On Monday (22nd November) members from Communist Students joined around 50 students from Manchester Metropolitan University in the occupation of a lecture theatre in the University’s Geoffrey Manton building. The occupation was in protest against the cuts to higher education both on a national scale and at their university specifically. The occupation was the culmination of a march that followed on from a rally that had been called in All Saints park at 12pm by the MMU anti-cuts group which garnered at it’s height a 100 people.
The protestors had marched around the university several times chanting the usual anti-cuts slogans that have popularized themselves as of late attracting more supporters as they went. As the march passed by the Geoffery Manton building for the second time some at the front of the march decided that they should try and lead the group into occupation. Marching unopposed into the atrium of the building the march was led into lecture theatre 7 and the occupation began.

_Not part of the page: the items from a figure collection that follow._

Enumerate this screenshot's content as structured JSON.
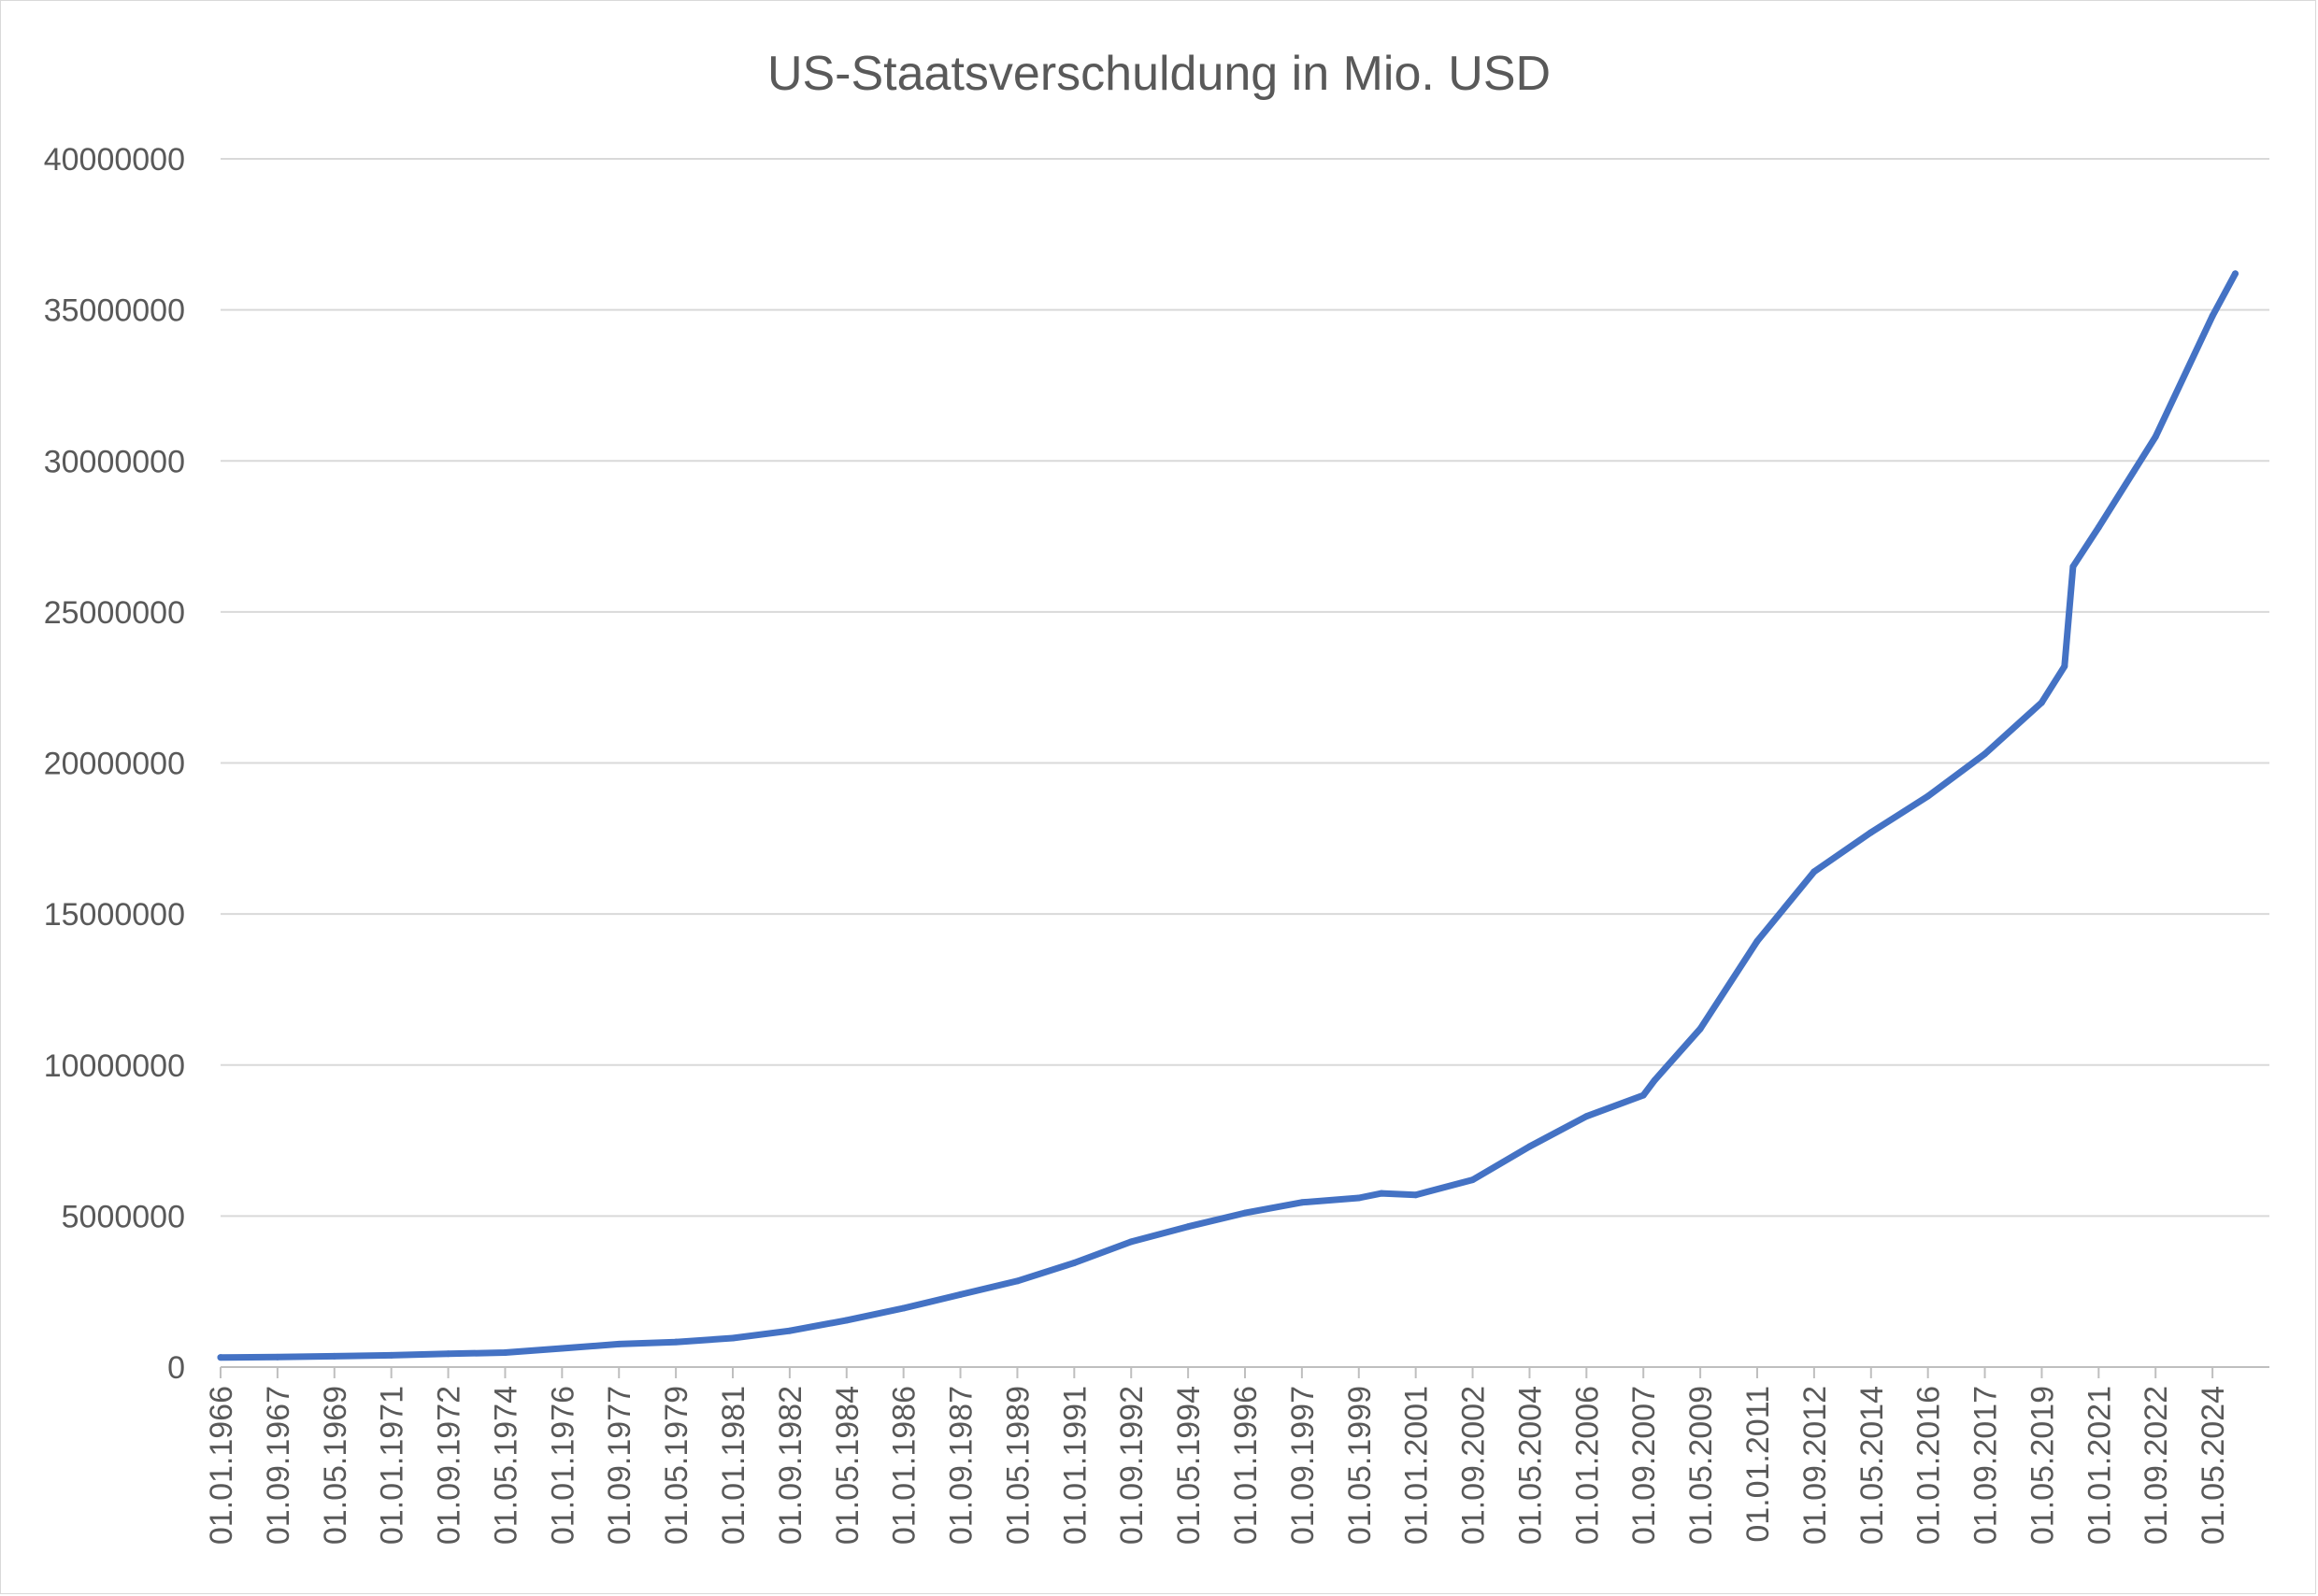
{
  "chart_data": {
    "type": "line",
    "title": "US-Staatsverschuldung in Mio. USD",
    "xlabel": "",
    "ylabel": "",
    "ylim": [
      0,
      40000000
    ],
    "y_ticks": [
      "0",
      "5000000",
      "10000000",
      "15000000",
      "20000000",
      "25000000",
      "30000000",
      "35000000",
      "40000000"
    ],
    "x_tick_labels": [
      "01.01.1966",
      "01.09.1967",
      "01.05.1969",
      "01.01.1971",
      "01.09.1972",
      "01.05.1974",
      "01.01.1976",
      "01.09.1977",
      "01.05.1979",
      "01.01.1981",
      "01.09.1982",
      "01.05.1984",
      "01.01.1986",
      "01.09.1987",
      "01.05.1989",
      "01.01.1991",
      "01.09.1992",
      "01.05.1994",
      "01.01.1996",
      "01.09.1997",
      "01.05.1999",
      "01.01.2001",
      "01.09.2002",
      "01.05.2004",
      "01.01.2006",
      "01.09.2007",
      "01.05.2009",
      "01.01.2011",
      "01.09.2012",
      "01.05.2014",
      "01.01.2016",
      "01.09.2017",
      "01.05.2019",
      "01.01.2021",
      "01.09.2022",
      "01.05.2024"
    ],
    "grid": true,
    "legend": "none",
    "series": [
      {
        "color": "#4472c4",
        "x": [
          "01.01.1966",
          "01.09.1967",
          "01.05.1969",
          "01.01.1971",
          "01.09.1972",
          "01.05.1974",
          "01.01.1976",
          "01.09.1977",
          "01.05.1979",
          "01.01.1981",
          "01.09.1982",
          "01.05.1984",
          "01.01.1986",
          "01.09.1987",
          "01.05.1989",
          "01.01.1991",
          "01.09.1992",
          "01.05.1994",
          "01.01.1996",
          "01.09.1997",
          "01.05.1999",
          "01.01.2000",
          "01.01.2001",
          "01.09.2002",
          "01.05.2004",
          "01.01.2006",
          "01.09.2007",
          "01.01.2008",
          "01.05.2009",
          "01.01.2011",
          "01.09.2012",
          "01.05.2014",
          "01.01.2016",
          "01.09.2017",
          "01.05.2019",
          "01.01.2020",
          "01.04.2020",
          "01.01.2021",
          "01.09.2022",
          "01.05.2024",
          "01.01.2025"
        ],
        "values": [
          320000,
          330000,
          360000,
          390000,
          440000,
          480000,
          620000,
          760000,
          830000,
          960000,
          1200000,
          1550000,
          1950000,
          2400000,
          2850000,
          3450000,
          4150000,
          4650000,
          5100000,
          5450000,
          5600000,
          5750000,
          5700000,
          6200000,
          7300000,
          8300000,
          9000000,
          9500000,
          11200000,
          14100000,
          16400000,
          17700000,
          18900000,
          20300000,
          22000000,
          23200000,
          26500000,
          27800000,
          30800000,
          34800000,
          36200000
        ]
      }
    ]
  }
}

The group began holding a discussion over what the demands of the occupation and what the content of the statement of intent to be sent to the media should be. After over and hour of debate, during which the number of the occupation dwindled to around 30, it was voted that the demands should be:
- No repercussions for the participants
- Free access to and from the occupation
- The management of the university should issue a public statement opposing the Governement s proposed reforms to higher education and opposing cuts around the university in general
- The scrapping of the EQAL reforms to course structure
- The scrapping of the universities LATE scheme
- That the university should be open and transparent with its financial accounts
A press release was then drawn up and agreed upon and sent out to a number of news outlets encouraging other student bodies around the country to pursue a similar course of direct action and expressing solidarity with any such actions.

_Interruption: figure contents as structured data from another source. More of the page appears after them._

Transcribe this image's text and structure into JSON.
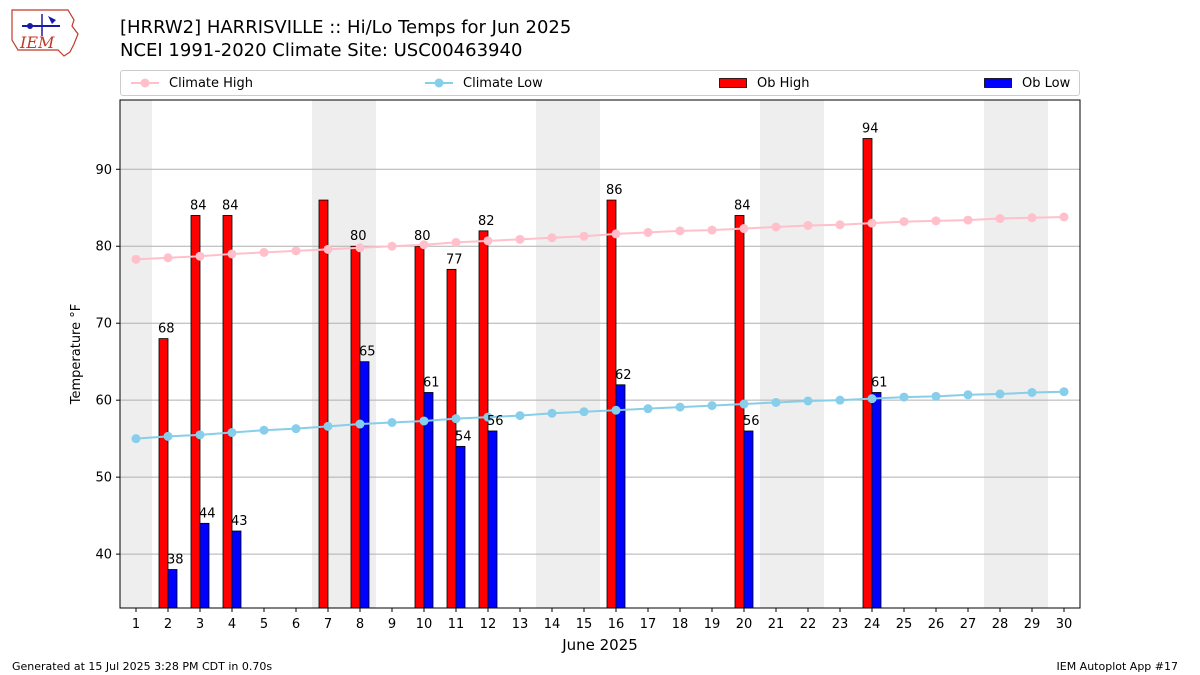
{
  "header": {
    "title_line1": "[HRRW2] HARRISVILLE :: Hi/Lo Temps for Jun 2025",
    "title_line2": "NCEI 1991-2020 Climate Site: USC00463940",
    "logo_text": "IEM"
  },
  "footer": {
    "left": "Generated at 15 Jul 2025 3:28 PM CDT in 0.70s",
    "right": "IEM Autoplot App #17"
  },
  "legend": [
    {
      "label": "Climate High",
      "color": "#FFC0CB",
      "kind": "line"
    },
    {
      "label": "Climate Low",
      "color": "#87CEEB",
      "kind": "line"
    },
    {
      "label": "Ob High",
      "color": "#FF0000",
      "kind": "bar"
    },
    {
      "label": "Ob Low",
      "color": "#0000FF",
      "kind": "bar"
    }
  ],
  "chart_data": {
    "type": "bar",
    "xlabel": "June 2025",
    "ylabel": "Temperature °F",
    "x": [
      1,
      2,
      3,
      4,
      5,
      6,
      7,
      8,
      9,
      10,
      11,
      12,
      13,
      14,
      15,
      16,
      17,
      18,
      19,
      20,
      21,
      22,
      23,
      24,
      25,
      26,
      27,
      28,
      29,
      30
    ],
    "xlim": [
      0.5,
      30.5
    ],
    "ylim": [
      33,
      99
    ],
    "yticks": [
      40,
      50,
      60,
      70,
      80,
      90
    ],
    "grid": "horizontal",
    "legend_position": "top",
    "weekend_shading": [
      [
        0.5,
        1.5
      ],
      [
        6.5,
        8.5
      ],
      [
        13.5,
        15.5
      ],
      [
        20.5,
        22.5
      ],
      [
        27.5,
        29.5
      ]
    ],
    "series": [
      {
        "name": "Ob High",
        "type": "bar",
        "color": "#FF0000",
        "values": [
          null,
          68,
          84,
          84,
          null,
          null,
          86,
          80,
          null,
          80,
          77,
          82,
          null,
          null,
          null,
          86,
          null,
          null,
          null,
          84,
          null,
          null,
          null,
          94,
          null,
          null,
          null,
          null,
          null,
          null
        ],
        "labels": [
          "",
          "68",
          "84",
          "84",
          "",
          "",
          "",
          "80",
          "",
          "80",
          "77",
          "82",
          "",
          "",
          "",
          "86",
          "",
          "",
          "",
          "84",
          "",
          "",
          "",
          "94",
          "",
          "",
          "",
          "",
          "",
          ""
        ]
      },
      {
        "name": "Ob Low",
        "type": "bar",
        "color": "#0000FF",
        "values": [
          null,
          38,
          44,
          43,
          null,
          null,
          null,
          65,
          null,
          61,
          54,
          56,
          null,
          null,
          null,
          62,
          null,
          null,
          null,
          56,
          null,
          null,
          null,
          61,
          null,
          null,
          null,
          null,
          null,
          null
        ],
        "labels": [
          "",
          "38",
          "44",
          "43",
          "",
          "",
          "",
          "65",
          "",
          "61",
          "54",
          "56",
          "",
          "",
          "",
          "62",
          "",
          "",
          "",
          "56",
          "",
          "",
          "",
          "61",
          "",
          "",
          "",
          "",
          "",
          ""
        ]
      },
      {
        "name": "Climate High",
        "type": "line",
        "color": "#FFC0CB",
        "values": [
          78.3,
          78.5,
          78.7,
          79.0,
          79.2,
          79.4,
          79.6,
          79.8,
          80.0,
          80.2,
          80.5,
          80.7,
          80.9,
          81.1,
          81.3,
          81.6,
          81.8,
          82.0,
          82.1,
          82.3,
          82.5,
          82.7,
          82.8,
          83.0,
          83.2,
          83.3,
          83.4,
          83.6,
          83.7,
          83.8
        ]
      },
      {
        "name": "Climate Low",
        "type": "line",
        "color": "#87CEEB",
        "values": [
          55.0,
          55.3,
          55.5,
          55.8,
          56.1,
          56.3,
          56.6,
          56.9,
          57.1,
          57.3,
          57.6,
          57.8,
          58.0,
          58.3,
          58.5,
          58.7,
          58.9,
          59.1,
          59.3,
          59.5,
          59.7,
          59.9,
          60.0,
          60.2,
          60.4,
          60.5,
          60.7,
          60.8,
          61.0,
          61.1
        ]
      }
    ]
  }
}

In the meantime the occupation had been sending out people to try and gain more support from the students and lecturers in the building but with little success. The numbers continued to dwindle as some left to get food and others became disheartened by lack of direction. It was eventually recognised that the occupation was not going to achieve much more as the numbers were by now too few, so it was decided that the group would work on questions to put to the Vice Chancellor of the university which had been arranged for 5pm that same evening. At 5 those left in the occupation made their way to the Q&A session with the Vice Chancellor only to hear him waffle on for over an hour about how he couldn’t himself influence any of the decisions being made in Parliament and trying to present himself as having to be simply the bearer of bad news.

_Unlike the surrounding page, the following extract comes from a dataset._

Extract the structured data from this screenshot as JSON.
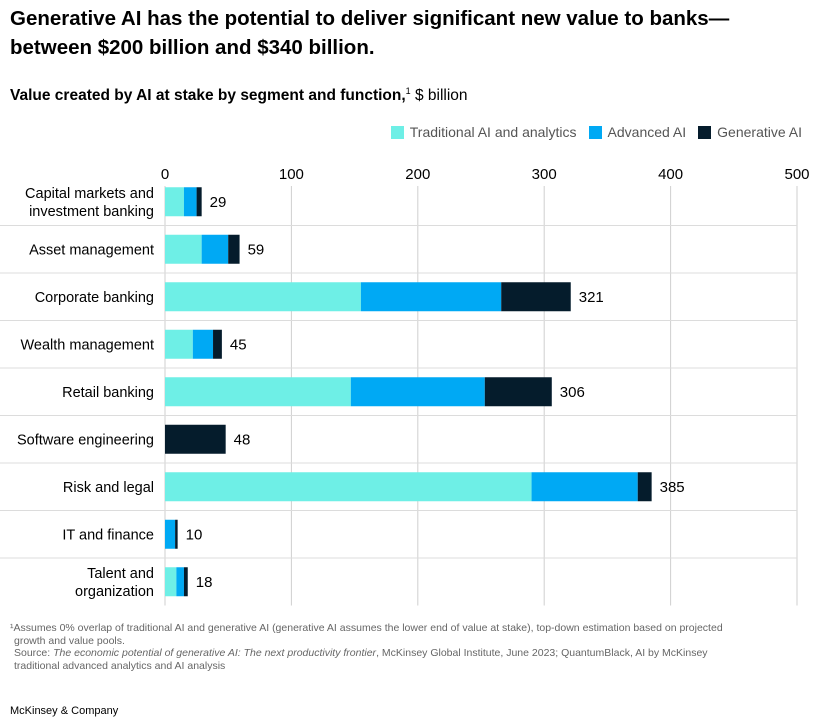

Although the occupation was not as successful as some would of hoped, there are positive lessons to be drawn from it. Chiefly that the occupation was inhibited by its lack of pre-organisation which contributed to its general lack of direction and we lacked the numbers. Also future occupations must be guided by the understanding that the cuts are not the result of greedy bankers or ‘stupid poor’ people getting into too much debt but a result of a crisis that is inevitable in the way in which capitalism functions therefore occupying for limited concessions is counter productive. Future occupations must be focused on building an alternative form of education drawing in all sections of society; the unemployed, pensioners, students and workers similar to those prevalent in France in May 68 to demonstrate the viability of the Communist alternative.